Ituralde enlazó las manos a la espalda para evitar tocarse el rubí que le adornaba la oreja izquierda. También era de todos conocido que ese gesto suyo denotaba irritación, y a veces lo hacía a propósito, pero ahora necesita mostrar una actitud sosegada. ¡Aun cuando ese hombre estuviera tocándole las narices! No. Calma. Los duelos se entablaban en un momento de ira, pero él había acudido allí para librar otro tipo de contienda que requería calma. Las palabras podían ser armas más mortíferas que las espadas.

—Todos los aquí presentes saben que tenemos otro enemigo en el sur —dijo con voz firme—. Los seanchan han engullido Tarabon.

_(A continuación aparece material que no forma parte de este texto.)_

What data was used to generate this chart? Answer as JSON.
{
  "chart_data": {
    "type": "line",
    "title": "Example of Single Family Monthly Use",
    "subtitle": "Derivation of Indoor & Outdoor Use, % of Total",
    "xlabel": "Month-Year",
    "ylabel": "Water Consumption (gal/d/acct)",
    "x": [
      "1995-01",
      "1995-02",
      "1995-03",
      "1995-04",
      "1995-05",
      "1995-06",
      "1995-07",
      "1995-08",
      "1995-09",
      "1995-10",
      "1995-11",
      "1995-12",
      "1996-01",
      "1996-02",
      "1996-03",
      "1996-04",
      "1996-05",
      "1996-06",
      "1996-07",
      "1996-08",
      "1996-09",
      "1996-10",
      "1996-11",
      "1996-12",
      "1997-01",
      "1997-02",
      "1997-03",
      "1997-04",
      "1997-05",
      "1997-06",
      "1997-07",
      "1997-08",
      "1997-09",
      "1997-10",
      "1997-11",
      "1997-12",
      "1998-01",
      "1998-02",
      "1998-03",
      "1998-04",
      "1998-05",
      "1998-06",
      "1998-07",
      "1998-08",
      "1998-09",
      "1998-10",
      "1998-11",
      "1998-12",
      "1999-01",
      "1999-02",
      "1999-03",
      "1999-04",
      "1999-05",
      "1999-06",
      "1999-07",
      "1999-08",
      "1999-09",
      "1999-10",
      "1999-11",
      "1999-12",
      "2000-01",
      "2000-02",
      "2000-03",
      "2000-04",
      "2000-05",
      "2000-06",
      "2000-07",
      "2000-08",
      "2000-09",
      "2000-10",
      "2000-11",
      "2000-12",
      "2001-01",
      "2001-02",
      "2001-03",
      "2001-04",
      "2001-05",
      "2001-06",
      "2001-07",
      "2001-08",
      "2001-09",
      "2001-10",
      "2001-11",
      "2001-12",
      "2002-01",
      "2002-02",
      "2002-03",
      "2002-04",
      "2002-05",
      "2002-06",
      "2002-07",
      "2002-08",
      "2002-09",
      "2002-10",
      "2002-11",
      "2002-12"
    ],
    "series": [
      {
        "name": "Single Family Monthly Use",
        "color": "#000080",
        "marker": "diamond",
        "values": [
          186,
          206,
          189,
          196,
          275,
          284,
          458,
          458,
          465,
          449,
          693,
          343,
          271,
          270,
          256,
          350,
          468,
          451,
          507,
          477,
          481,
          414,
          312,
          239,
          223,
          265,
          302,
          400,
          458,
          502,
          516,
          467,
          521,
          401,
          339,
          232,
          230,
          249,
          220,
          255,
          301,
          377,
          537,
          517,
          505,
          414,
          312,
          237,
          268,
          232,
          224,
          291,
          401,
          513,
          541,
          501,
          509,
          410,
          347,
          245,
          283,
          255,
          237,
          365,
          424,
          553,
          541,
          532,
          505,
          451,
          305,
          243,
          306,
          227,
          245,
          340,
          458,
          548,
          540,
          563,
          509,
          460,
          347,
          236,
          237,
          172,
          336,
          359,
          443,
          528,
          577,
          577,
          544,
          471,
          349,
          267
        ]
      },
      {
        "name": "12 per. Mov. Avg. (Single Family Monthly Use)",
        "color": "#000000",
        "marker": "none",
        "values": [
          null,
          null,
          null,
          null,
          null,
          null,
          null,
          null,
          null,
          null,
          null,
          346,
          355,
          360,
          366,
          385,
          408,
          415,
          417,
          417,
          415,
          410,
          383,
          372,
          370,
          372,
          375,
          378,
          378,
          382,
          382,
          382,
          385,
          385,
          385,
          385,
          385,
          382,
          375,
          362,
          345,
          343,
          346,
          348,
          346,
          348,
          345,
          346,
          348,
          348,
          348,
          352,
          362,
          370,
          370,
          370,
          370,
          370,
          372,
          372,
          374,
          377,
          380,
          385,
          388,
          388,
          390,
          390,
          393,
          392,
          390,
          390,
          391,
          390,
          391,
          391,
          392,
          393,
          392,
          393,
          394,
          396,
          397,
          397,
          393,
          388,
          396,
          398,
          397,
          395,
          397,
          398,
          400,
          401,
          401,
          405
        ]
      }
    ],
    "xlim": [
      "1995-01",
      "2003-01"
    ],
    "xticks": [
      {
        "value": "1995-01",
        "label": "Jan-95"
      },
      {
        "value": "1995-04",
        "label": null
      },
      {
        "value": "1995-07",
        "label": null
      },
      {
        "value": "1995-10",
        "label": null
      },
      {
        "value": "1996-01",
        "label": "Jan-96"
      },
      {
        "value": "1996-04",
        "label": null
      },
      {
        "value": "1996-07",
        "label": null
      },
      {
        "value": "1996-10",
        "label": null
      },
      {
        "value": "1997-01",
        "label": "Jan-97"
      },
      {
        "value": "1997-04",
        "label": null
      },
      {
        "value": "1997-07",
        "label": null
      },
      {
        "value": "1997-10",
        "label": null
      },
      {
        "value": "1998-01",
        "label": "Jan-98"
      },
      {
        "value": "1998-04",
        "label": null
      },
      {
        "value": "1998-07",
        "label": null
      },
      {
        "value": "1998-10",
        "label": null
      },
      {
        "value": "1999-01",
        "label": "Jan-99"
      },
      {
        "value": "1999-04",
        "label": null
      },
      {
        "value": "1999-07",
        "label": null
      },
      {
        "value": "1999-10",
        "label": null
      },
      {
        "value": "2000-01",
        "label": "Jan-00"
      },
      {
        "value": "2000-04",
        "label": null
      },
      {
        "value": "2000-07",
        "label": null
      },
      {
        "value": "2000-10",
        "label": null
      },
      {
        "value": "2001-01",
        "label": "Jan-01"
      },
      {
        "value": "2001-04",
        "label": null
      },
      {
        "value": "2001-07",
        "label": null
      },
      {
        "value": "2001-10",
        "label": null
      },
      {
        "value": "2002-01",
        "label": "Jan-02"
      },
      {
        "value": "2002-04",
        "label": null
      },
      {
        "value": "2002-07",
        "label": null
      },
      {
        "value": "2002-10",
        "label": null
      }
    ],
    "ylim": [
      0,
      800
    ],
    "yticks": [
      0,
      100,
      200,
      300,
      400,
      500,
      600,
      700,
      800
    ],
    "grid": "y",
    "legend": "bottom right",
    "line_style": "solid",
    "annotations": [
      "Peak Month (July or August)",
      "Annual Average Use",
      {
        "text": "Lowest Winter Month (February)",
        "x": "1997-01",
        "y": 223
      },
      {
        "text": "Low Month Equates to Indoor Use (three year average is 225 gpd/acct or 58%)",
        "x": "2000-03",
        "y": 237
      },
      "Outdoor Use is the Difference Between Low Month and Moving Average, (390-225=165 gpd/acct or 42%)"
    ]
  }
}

Recorrió con la mirada los semblantes de los taraboneses, que acogieron sus palabras con gestos impasibles. Nunca había sido capaz de leer los rostros taraboneses. Entre los grotescos bigotes —que parecían colmillos peludos, ¡peores que los de los saldaeninos!— y los absurdos velos, era como si llevasen una máscara, y la escasa luz de las linternas no ayudaba precisamente. Pero los había visto velados con malla, y los necesitaba.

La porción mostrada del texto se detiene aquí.